I am trying to compare 2 strings which are basically addresses.
I was trying to use jaro_distance
iex(1)> String.jaro_distance("4420 West Main Street", "EUTECTIC CORPORATION QA testing1")
0.49107142857142855
but there is no similarity between the 2 strings.
I also tried PSQL SIMILAR TO as well. in this way
def find_match(seeker_company_id, string, type) do
search = "%(" <> string <> ")%"
base_query =
from op in OpenCorporates,
where: op.seeker_company_id == ^seeker_company_id
base_query
|> type_query(type, search)
|> Repo.aggregate(:count)
end
defp type_query(query, :name, value) do
from op in query,
where: fragment("? SIMILAR TO ?", op.name, ^value)
end
defp type_query(query, :address, value) do
from op in query,
where: fragment("? SIMILAR TO ?", op.registered_address, ^value)
end
but if the search string and actual strings are like this
Search string: '29 SANTA CRUZ COURT PITTSBURG CA 662354553' and actual address string: '29 SANTA CRUZ COURT PITTSBURG CA 94565'
it fails as well. but it should not fail here because most of the string matches.

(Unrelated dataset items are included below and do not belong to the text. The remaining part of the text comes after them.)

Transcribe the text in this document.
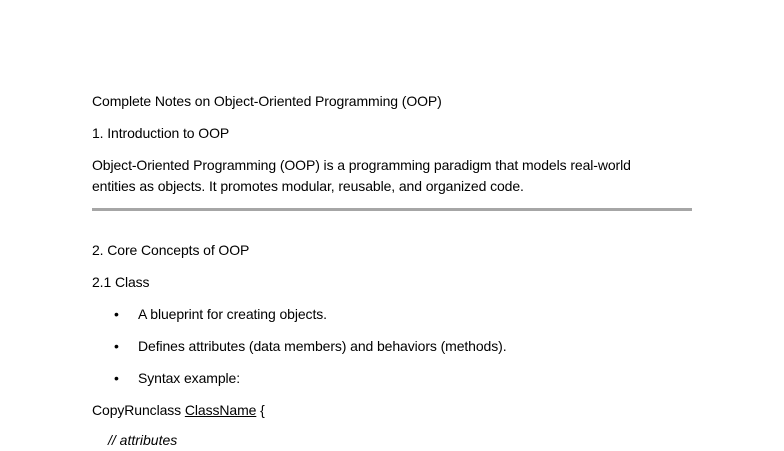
Complete Notes on Object-Oriented Programming (OOP)
1. Introduction to OOP
Object-Oriented Programming (OOP) is a programming paradigm that models real-world entities as objects. It promotes modular, reusable, and organized code.
2. Core Concepts of OOP
2.1 Class
• A blueprint for creating objects.
• Defines attributes (data members) and behaviors (methods).
• Syntax example:
CopyRunclass ClassName {
// attributes
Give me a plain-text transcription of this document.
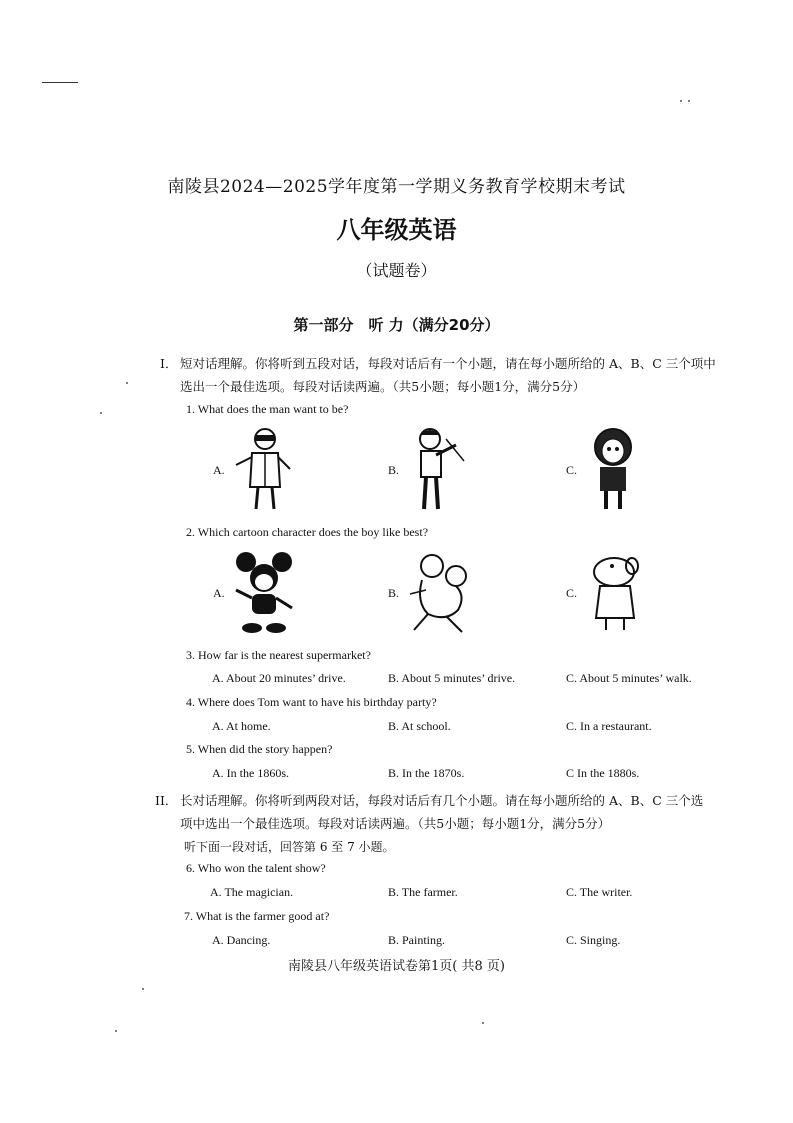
南陵县2024—2025学年度第一学期义务教育学校期末考试
八年级英语
（试题卷）
第一部分　听 力（满分20分）
I． 短对话理解。你将听到五段对话，每段对话后有一个小题，请在每小题所给的 A、B、C 三个项中
选出一个最佳选项。每段对话读两遍。（共5小题；每小题1分，满分5分）
1. What does the man want to be?
A.	B.	C.
2. Which cartoon character does the boy like best?
A.	B.	C.
3. How far is the nearest supermarket?
A. About 20 minutes’ drive.	B. About 5 minutes’ drive.	C. About 5 minutes’ walk.
4. Where does Tom want to have his birthday party?
A. At home.	B. At school.	C. In a restaurant.
5. When did the story happen?
A. In the 1860s.	B. In the 1870s.	C In the 1880s.
II． 长对话理解。你将听到两段对话，每段对话后有几个小题。请在每小题所给的 A、B、C 三个选
项中选出一个最佳选项。每段对话读两遍。（共5小题；每小题1分，满分5分）
听下面一段对话，回答第 6 至 7 小题。
6. Who won the talent show?
A. The magician.	B. The farmer.	C. The writer.
7. What is the farmer good at?
A. Dancing.	B. Painting.	C. Singing.
南陵县八年级英语试卷第1页( 共8 页)
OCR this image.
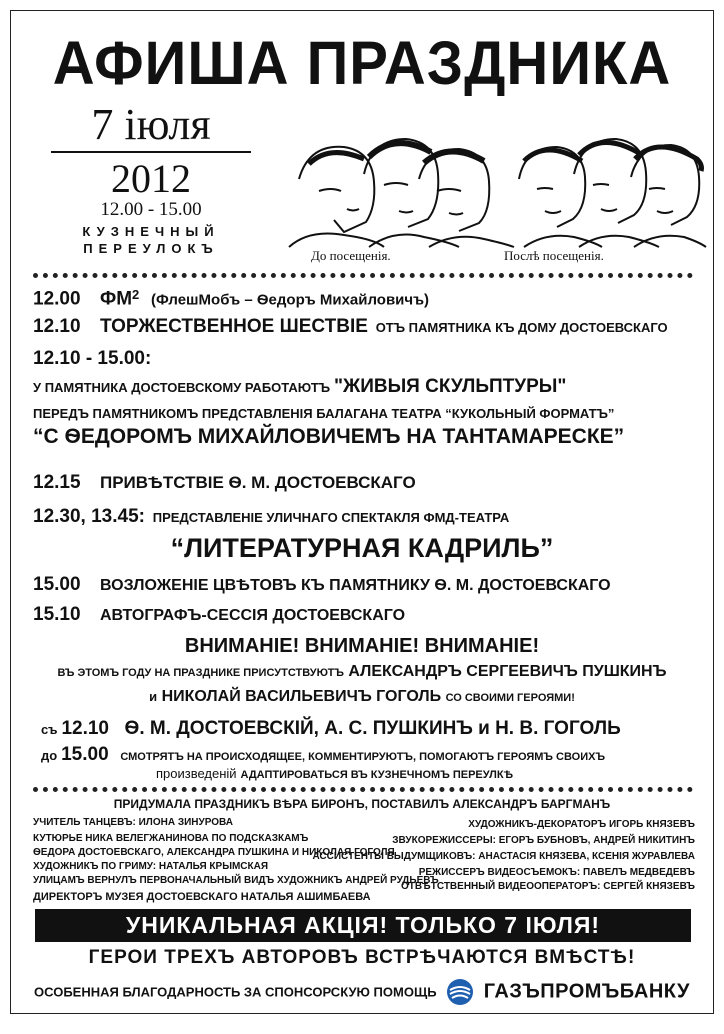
АФИША ПРАЗДНИКА
7 іюля
2012
12.00 - 15.00
КУЗНЕЧНЫЙ
ПЕРЕУЛОКЪ	До посещенія.	Послѣ посещенія.
12.00 $ФМ^2$ (ФлешМобъ – Ѳедоръ Михайловичъ)
12.10 ТОРЖЕСТВЕННОЕ ШЕСТВІЕ ОТЪ ПАМЯТНИКА КЪ ДОМУ ДОСТОЕВСКАГО
12.10 - 15.00:
У ПАМЯТНИКА ДОСТОЕВСКОМУ РАБОТАЮТЪ "ЖИВЫЯ СКУЛЬПТУРЫ"
ПЕРЕДЪ ПАМЯТНИКОМЪ ПРЕДСТАВЛЕНІЯ БАЛАГАНА ТЕАТРА “КУКОЛЬНЫЙ ФОРМАТЪ”
“С ѲЕДОРОМЪ МИХАЙЛОВИЧЕМЪ НА ТАНТАМАРЕСКЕ”
12.15 ПРИВѢТСТВІЕ Ѳ. М. ДОСТОЕВСКАГО
12.30, 13.45: ПРЕДСТАВЛЕНІЕ УЛИЧНАГО СПЕКТАКЛЯ ФМД-ТЕАТРА
“ЛИТЕРАТУРНАЯ КАДРИЛЬ”
15.00 ВОЗЛОЖЕНІЕ ЦВѢТОВЪ КЪ ПАМЯТНИКУ Ѳ. М. ДОСТОЕВСКАГО
15.10 АВТОГРАФЪ-СЕССІЯ ДОСТОЕВСКАГО
ВНИМАНІЕ! ВНИМАНІЕ! ВНИМАНІЕ!
ВЪ ЭТОМЪ ГОДУ НА ПРАЗДНИКЕ ПРИСУТСТВУЮТЪ АЛЕКСАНДРЪ СЕРГЕЕВИЧЪ ПУШКИНЪ
и НИКОЛАЙ ВАСИЛЬЕВИЧЪ ГОГОЛЬ СО СВОИМИ ГЕРОЯМИ!
съ 12.10 Ѳ. М. ДОСТОЕВСКІЙ, А. С. ПУШКИНЪ и Н. В. ГОГОЛЬ
до 15.00 СМОТРЯТЪ НА ПРОИСХОДЯЩЕЕ, КОММЕНТИРУЮТЪ, ПОМОГАЮТЪ ГЕРОЯМЪ СВОИХЪ
произведеній АДАПТИРОВАТЬСЯ ВЪ КУЗНЕЧНОМЪ ПЕРЕУЛКѢ
ПРИДУМАЛА ПРАЗДНИКЪ ВѢРА БИРОНЪ, ПОСТАВИЛЪ АЛЕКСАНДРЪ БАРГМАНЪ
УЧИТЕЛЬ ТАНЦЕВЪ: ИЛОНА ЗИНУРОВА
КУТЮРЬЕ НИКА ВЕЛЕГЖАНИНОВА ПО ПОДСКАЗКАМЪ
ѲЕДОРА ДОСТОЕВСКАГО, АЛЕКСАНДРА ПУШКИНА И НИКОЛАЯ ГОГОЛЯ
ХУДОЖНИКЪ ПО ГРИМУ: НАТАЛЬЯ КРЫМСКАЯ
УЛИЦАМЪ ВЕРНУЛЪ ПЕРВОНАЧАЛЬНЫЙ ВИДЪ ХУДОЖНИКЪ АНДРЕЙ РУДЬЕВЪ
ХУДОЖНИКЪ-ДЕКОРАТОРЪ ИГОРЬ КНЯЗЕВЪ
ЗВУКОРЕЖИССЕРЫ: ЕГОРЪ БУБНОВЪ, АНДРЕЙ НИКИТИНЪ
АССИСТЕНТЫ ВЫДУМЩИКОВЪ: АНАСТАСІЯ КНЯЗЕВА, КСЕНІЯ ЖУРАВЛЕВА
РЕЖИССЕРЪ ВИДЕОСЪЕМОКЪ: ПАВЕЛЪ МЕДВЕДЕВЪ
ОТВѢТСТВЕННЫЙ ВИДЕООПЕРАТОРЪ: СЕРГЕЙ КНЯЗЕВЪ
ДИРЕКТОРЪ МУЗЕЯ ДОСТОЕВСКАГО НАТАЛЬЯ АШИМБАЕВА
УНИКАЛЬНАЯ АКЦІЯ! ТОЛЬКО 7 ІЮЛЯ!
ГЕРОИ ТРЕХЪ АВТОРОВЪ ВСТРѢЧАЮТСЯ ВМѢСТѢ!
ОСОБЕННАЯ БЛАГОДАРНОСТЬ ЗА СПОНСОРСКУЮ ПОМОЩЬ ГАЗЪПРОМЪБАНКУ
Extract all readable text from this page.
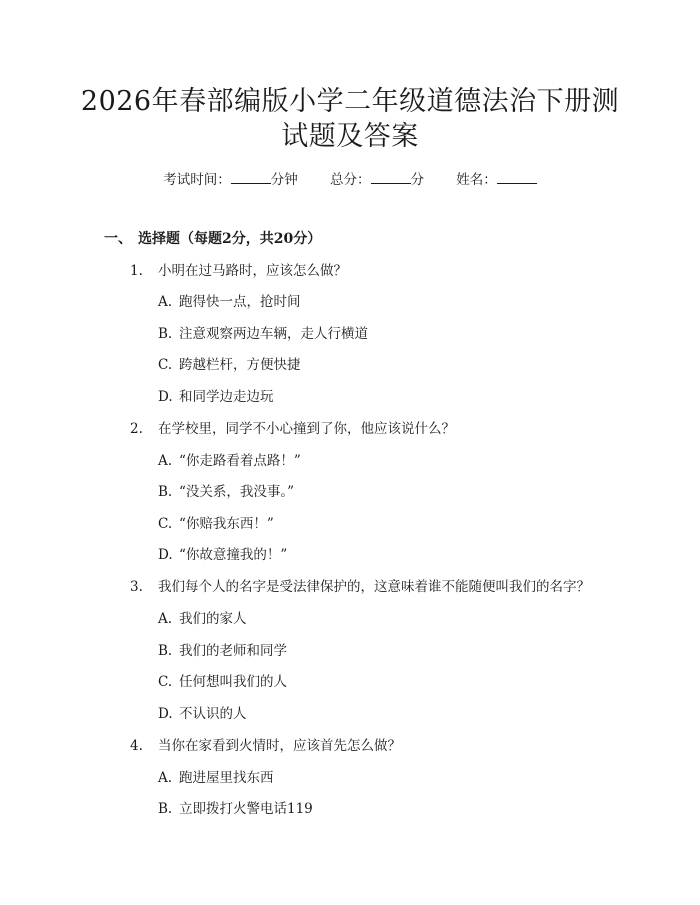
2026年春部编版小学二年级道德法治下册测
试题及答案
考试时间：	分钟 总分：	分 姓名：
一、 选择题（每题2分，共20分）
1. 小明在过马路时，应该怎么做？
A. 跑得快一点，抢时间
B. 注意观察两边车辆，走人行横道
C. 跨越栏杆，方便快捷
D. 和同学边走边玩
2. 在学校里，同学不小心撞到了你，他应该说什么？
A. “你走路看着点路！”
B. “没关系，我没事。”
C. “你赔我东西！”
D. “你故意撞我的！”
3. 我们每个人的名字是受法律保护的，这意味着谁不能随便叫我们的名字？
A. 我们的家人
B. 我们的老师和同学
C. 任何想叫我们的人
D. 不认识的人
4. 当你在家看到火情时，应该首先怎么做？
A. 跑进屋里找东西
B. 立即拨打火警电话119
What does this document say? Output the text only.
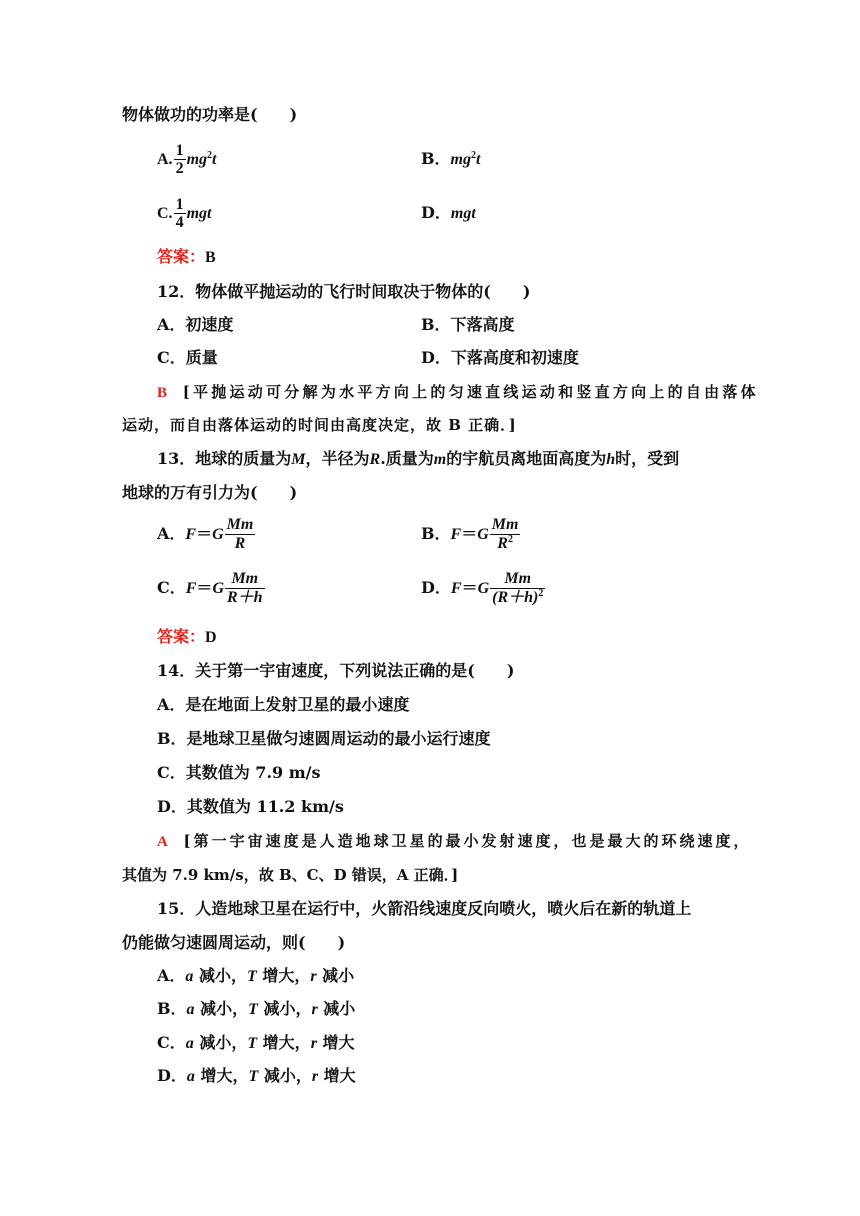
物体做功的功率是(　　)
A. $\frac{1}{2} mg^2t$	B．$mg^2t$
C. $\frac{1}{4}$ mgt	D．mgt
答案：B
12．物体做平抛运动的飞行时间取决于物体的(　　)
A．初速度	B．下落高度
C．质量	D．下落高度和初速度
B [平抛运动可分解为水平方向上的匀速直线运动和竖直方向上的自由落体
运动，而自由落体运动的时间由高度决定，故 B 正确．]
13．地球的质量为M，半径为R.质量为m的宇航员离地面高度为h时，受到
地球的万有引力为(　　)
A．$F=G \frac{Mm}{R}$	B．$F=G \frac{Mm}{R^2}$
C．$F=G \frac{Mm}{R+h}$	D．$F=G \frac{Mm}{(R+h)^2}$
答案：D
14．关于第一宇宙速度，下列说法正确的是(　　)
A．是在地面上发射卫星的最小速度
B．是地球卫星做匀速圆周运动的最小运行速度
C．其数值为 7.9 m/s
D．其数值为 11.2 km/s
A [第一宇宙速度是人造地球卫星的最小发射速度，也是最大的环绕速度，
其值为 7.9 km/s，故 B、C、D 错误，A 正确．]
15．人造地球卫星在运行中，火箭沿线速度反向喷火，喷火后在新的轨道上
仍能做匀速圆周运动，则(　　)
A．a 减小，T 增大，r 减小
B．a 减小，T 减小，r 减小
C．a 减小，T 增大，r 增大
D．a 增大，T 减小，r 增大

so what could be a solution here to this, is there a way to calculate the percentage of the match? in the above case, we can say that it is 80% match.
any guidance will be helpful thank you.
You may want to see about what you get with Levenshtein distance calculation or Hamming. I would also point out that the way a Jaro distance is calculated (at least according to Wikipedia) "The score is normalized such that 0 means an exact match and 1 means there is no similarity"--well a score of .49 does seem to indicate a significant difference.